# Search, chat, and visualize

> Query Knowledge Abstracts with `he search` and `he talk` (single query or `-i` interactive mode), inspect stats via `he info`, and render graphs through OntoSight with `he show` or `AutoType.show()`.

- Repository: yifanfeng97/Hyper-Extract
- GitHub: https://github.com/yifanfeng97/Hyper-Extract
- Human docs: https://grok-wiki.com/public/docs/yifanfeng97-hyper-extract-7891c7254cdf
- Complete Markdown: https://grok-wiki.com/public/docs/yifanfeng97-hyper-extract-7891c7254cdf/llms-full.txt

## Source Files

- `hyperextract/cli/cli.py`
- `hyperextract/types/base.py`
- `hyperextract/types/graph.py`
- `hyperextract/cli/utils.py`
- `hyperextract/types/hypergraph.py`

---

---
title: "Search, chat, and visualize"
description: "Query Knowledge Abstracts with `he search` and `he talk` (single query or `-i` interactive mode), inspect stats via `he info`, and render graphs through OntoSight with `he show` or `AutoType.show()`."
---

Hyper-Extract exposes four exploration commands on a Knowledge Abstract (KA) directory: `he info` for metadata and counts, `he search` and `he talk` for semantic retrieval and Q&A over the vector index, and `he show` for OntoSight visualization.

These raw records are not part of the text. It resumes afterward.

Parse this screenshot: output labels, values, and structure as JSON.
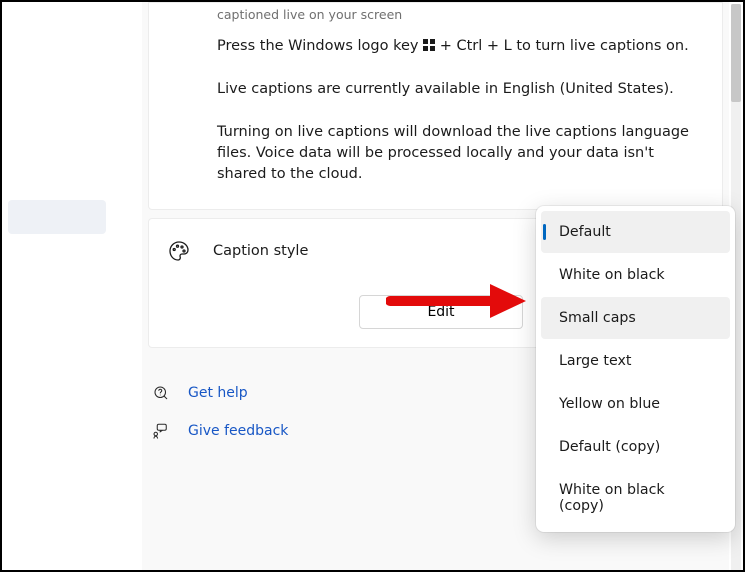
{
  "top_card": {
    "muted": "captioned live on your screen",
    "p1a": "Press the Windows logo key ",
    "p1b": " + Ctrl + L to turn live captions on.",
    "p2": "Live captions are currently available in English (United States).",
    "p3": "Turning on live captions will download the live captions language files. Voice data will be processed locally and your data isn't shared to the cloud."
  },
  "style_card": {
    "label": "Caption style",
    "edit": "Edit"
  },
  "dropdown": {
    "items": [
      "Default",
      "White on black",
      "Small caps",
      "Large text",
      "Yellow on blue",
      "Default (copy)",
      "White on black (copy)"
    ]
  },
  "footer": {
    "help": "Get help",
    "feedback": "Give feedback"
  }
}
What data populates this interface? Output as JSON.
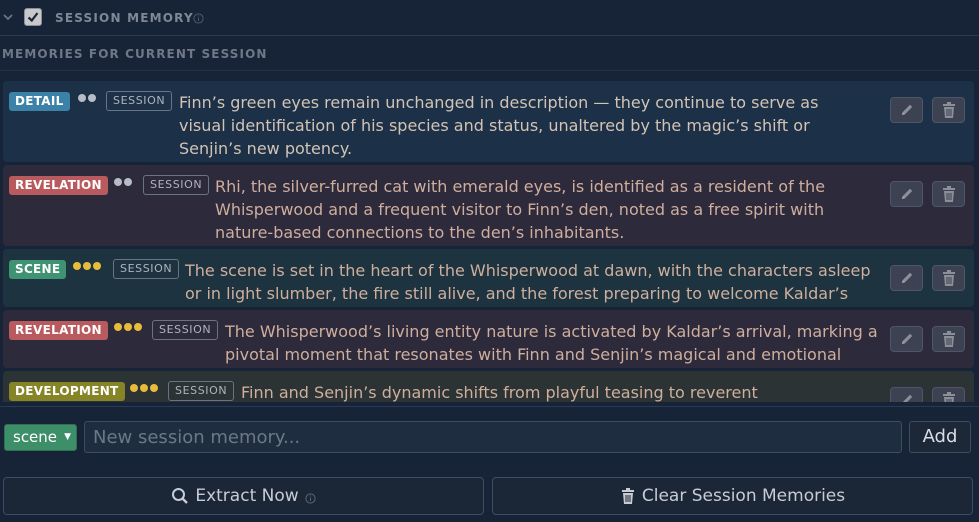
{
  "section": {
    "title": "SESSION MEMORY",
    "checked": true,
    "subheader": "MEMORIES FOR CURRENT SESSION"
  },
  "memories": [
    {
      "type": "DETAIL",
      "importance": 2,
      "scope": "SESSION",
      "text": "Finn’s green eyes remain unchanged in description — they continue to serve as visual identification of his species and status, unaltered by the magic’s shift or Senjin’s new potency."
    },
    {
      "type": "REVELATION",
      "importance": 2,
      "scope": "SESSION",
      "text": "Rhi, the silver-furred cat with emerald eyes, is identified as a resident of the Whisperwood and a frequent visitor to Finn’s den, noted as a free spirit with nature-based connections to the den’s inhabitants."
    },
    {
      "type": "SCENE",
      "importance": 3,
      "scope": "SESSION",
      "text": "The scene is set in the heart of the Whisperwood at dawn, with the characters asleep or in light slumber, the fire still alive, and the forest preparing to welcome Kaldar’s return."
    },
    {
      "type": "REVELATION",
      "importance": 3,
      "scope": "SESSION",
      "text": "The Whisperwood’s living entity nature is activated by Kaldar’s arrival, marking a pivotal moment that resonates with Finn and Senjin’s magical and emotional states."
    },
    {
      "type": "DEVELOPMENT",
      "importance": 3,
      "scope": "SESSION",
      "text": "Finn and Senjin’s dynamic shifts from playful teasing to reverent acknowledgment"
    }
  ],
  "add_row": {
    "selected_type": "scene",
    "placeholder": "New session memory...",
    "add_label": "Add"
  },
  "actions": {
    "extract_label": "Extract Now",
    "clear_label": "Clear Session Memories"
  },
  "colors": {
    "detail": "#3c82a8",
    "revelation": "#b85a5e",
    "scene": "#3f9372",
    "development": "#858427",
    "importance_dot_low": "#b8bcc6",
    "importance_dot_high": "#e8bc3a"
  },
  "icons": [
    "chevron-down-icon",
    "checkmark-icon",
    "info-icon",
    "pencil-icon",
    "trash-icon",
    "search-icon"
  ]
}
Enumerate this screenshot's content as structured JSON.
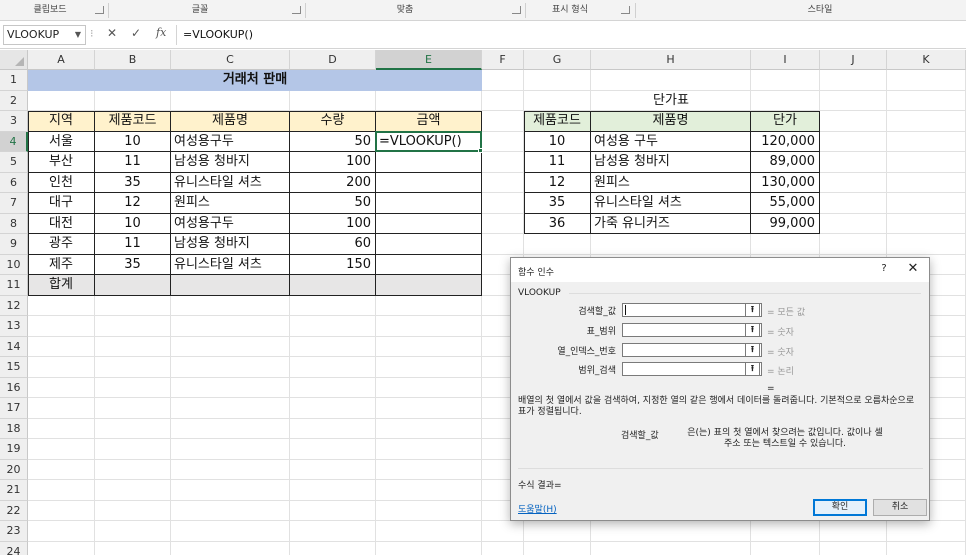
{
  "ribbon": {
    "groups": [
      "클립보드",
      "글꼴",
      "맞춤",
      "표시 형식",
      "스타일"
    ]
  },
  "formula_bar": {
    "name_box": "VLOOKUP",
    "formula": "=VLOOKUP()",
    "cancel_icon": "✕",
    "enter_icon": "✓",
    "fx_icon": "fx"
  },
  "columns": [
    "A",
    "B",
    "C",
    "D",
    "E",
    "F",
    "G",
    "H",
    "I",
    "J",
    "K"
  ],
  "rows": [
    "1",
    "2",
    "3",
    "4",
    "5",
    "6",
    "7",
    "8",
    "9",
    "10",
    "11",
    "12",
    "13",
    "14",
    "15",
    "16",
    "17",
    "18",
    "19",
    "20",
    "21",
    "22",
    "23",
    "24"
  ],
  "sales": {
    "title": "거래처 판매",
    "headers": [
      "지역",
      "제품코드",
      "제품명",
      "수량",
      "금액"
    ],
    "rows": [
      [
        "서울",
        "10",
        "여성용구두",
        "50",
        "=VLOOKUP()"
      ],
      [
        "부산",
        "11",
        "남성용 청바지",
        "100",
        ""
      ],
      [
        "인천",
        "35",
        "유니스타일 셔츠",
        "200",
        ""
      ],
      [
        "대구",
        "12",
        "원피스",
        "50",
        ""
      ],
      [
        "대전",
        "10",
        "여성용구두",
        "100",
        ""
      ],
      [
        "광주",
        "11",
        "남성용 청바지",
        "60",
        ""
      ],
      [
        "제주",
        "35",
        "유니스타일 셔츠",
        "150",
        ""
      ]
    ],
    "total_label": "합계"
  },
  "price_table": {
    "title": "단가표",
    "headers": [
      "제품코드",
      "제품명",
      "단가"
    ],
    "rows": [
      [
        "10",
        "여성용 구두",
        "120,000"
      ],
      [
        "11",
        "남성용 청바지",
        "89,000"
      ],
      [
        "12",
        "원피스",
        "130,000"
      ],
      [
        "35",
        "유니스타일 셔츠",
        "55,000"
      ],
      [
        "36",
        "가죽 유니커즈",
        "99,000"
      ]
    ]
  },
  "dialog": {
    "title": "함수 인수",
    "help_icon": "?",
    "close_icon": "✕",
    "function_name": "VLOOKUP",
    "args": [
      {
        "label": "검색할_값",
        "result": "=  모든 값"
      },
      {
        "label": "표_범위",
        "result": "=  숫자"
      },
      {
        "label": "열_인덱스_번호",
        "result": "=  숫자"
      },
      {
        "label": "범위_검색",
        "result": "=  논리"
      }
    ],
    "equals": "=",
    "description": "배열의 첫 열에서 값을 검색하여, 지정한 열의 같은 행에서 데이터를 돌려줍니다. 기본적으로 오름차순으로 표가 정렬됩니다.",
    "arg_desc_name": "검색할_값",
    "arg_desc": "은(는) 표의 첫 열에서 찾으려는 값입니다. 값이나 셀 주소 또는 텍스트일 수 있습니다.",
    "result_label": "수식 결과=",
    "help_link": "도움말(H)",
    "ok_label": "확인",
    "cancel_label": "취소",
    "ref_icon": "⭱"
  },
  "colors": {
    "title_band": "#b4c6e7",
    "header_yellow": "#fff2cc",
    "header_green": "#e2efda",
    "total_gray": "#e7e6e6",
    "active_border": "#217346"
  }
}
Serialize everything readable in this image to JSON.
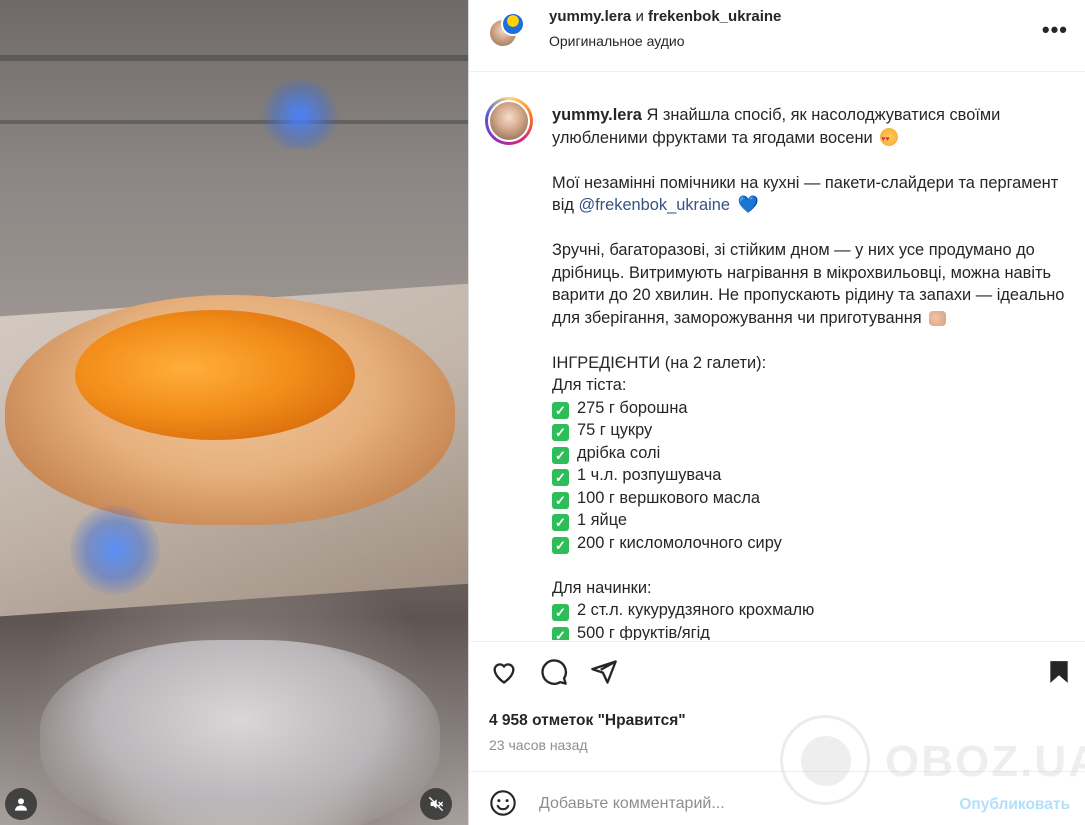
{
  "post": {
    "header": {
      "user1": "yummy.lera",
      "conjunction": "и",
      "user2": "frekenbok_ukraine",
      "audio": "Оригинальное аудио"
    },
    "caption": {
      "username": "yummy.lera",
      "line1": "Я знайшла спосіб, як насолоджуватися своїми улюбленими фруктами та ягодами восени",
      "line2_a": "Мої незамінні помічники на кухні — пакети-слайдери та пергамент від",
      "mention": "@frekenbok_ukraine",
      "line3": "Зручні, багаторазові, зі стійким дном — у них усе продумано до дрібниць. Витримують нагрівання в мікрохвильовці, можна навіть варити до 20 хвилин. Не пропускають рідину та запахи — ідеально для зберігання, заморожування чи приготування",
      "ingredients_title": "ІНГРЕДІЄНТИ (на 2 галети):",
      "dough_title": "Для тіста:",
      "dough_items": [
        "275 г борошна",
        "75 г цукру",
        "дрібка солі",
        "1 ч.л. розпушувача",
        "100 г вершкового масла",
        "1 яйце",
        "200 г кисломолочного сиру"
      ],
      "filling_title": "Для начинки:",
      "filling_items": [
        "2 ст.л. кукурудзяного крохмалю",
        "500 г фруктів/ягід"
      ]
    },
    "likes": "4 958 отметок \"Нравится\"",
    "time": "23 часов назад",
    "comment_placeholder": "Добавьте комментарий...",
    "publish_label": "Опубликовать",
    "more_label": "•••",
    "check_glyph": "✓",
    "icons": {
      "like": "heart-icon",
      "comment": "comment-icon",
      "share": "send-icon",
      "save": "bookmark-icon",
      "emoji": "smiley-icon",
      "user_tag": "user-icon",
      "mute": "speaker-muted-icon"
    }
  },
  "watermark": {
    "text": "OBOZ.UA"
  }
}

The Python SDK mirrors the same surface through `BaseAutoType.search()`, `chat()`, and `show()` on template-backed AutoType instances.

<Note>
`he search` and `he talk` require a populated `index/` directory. `he show` and `he info` only require `data.json`. LLM and embedder configuration is validated for search, talk, and show, but not for `he info`.
</Note>

## Prerequisites

Before querying or chatting, ensure the KA is ready:

<Steps>
<Step title="Create or load a Knowledge Abstract">

Run `he parse` (or `he feed` to append) so the output directory contains `data.json` and `metadata.json`. See [Extract and evolve](/extract-and-evolve).

</Step>
<Step title="Build the search index">

`he parse` builds the index by default. If you used `--no-index`, or appended data with `he feed`, rebuild:

```bash
he build-index ./output/
```

</Step>
<Step title="Configure providers">

Search and talk use the embedder for retrieval and the LLM for chat answers. Initialize configuration with `he config init` or set environment variables. See [Configure providers](/configure-providers).

</Step>
<Step title="Verify readiness">

```bash
he info ./output/
```

Confirm `Nodes` / `Edges` are non-zero and `Index` shows `Built`.

</Step>
</Steps>

## Inspect with `he info`

`he info` prints KA metadata and statistics without loading the full AutoType or calling an LLM.

```bash
he info ./output/
```

<ResponseExample>

```text
Knowledge Abstract Info

Path          ./output/
Template      general/biography_graph
Language      en
Created       2024-01-15 10:30:00
Updated       2024-01-15 10:35:22
Nodes         25
Edges         32
Index         Built
```

</ResponseExample>

| Field | Meaning |
|-------|---------|
| `Template` | Preset or custom template ID from `metadata.json` |
| `Language` | Processing language (`en` or `zh`) |
| `Nodes` | Entity/item count from `data.json` (`nodes`, `entities`, or list length) |
| `Edges` | Relationship count (`edges`, `relations`, or `0` for non-graph types) |
| `Index` | `Built` when `index/` exists and is non-empty; otherwise `Not Built` |

Use `he info` to confirm extraction succeeded, monitor growth after `he feed`, and check whether `he build-index` is needed before search or talk.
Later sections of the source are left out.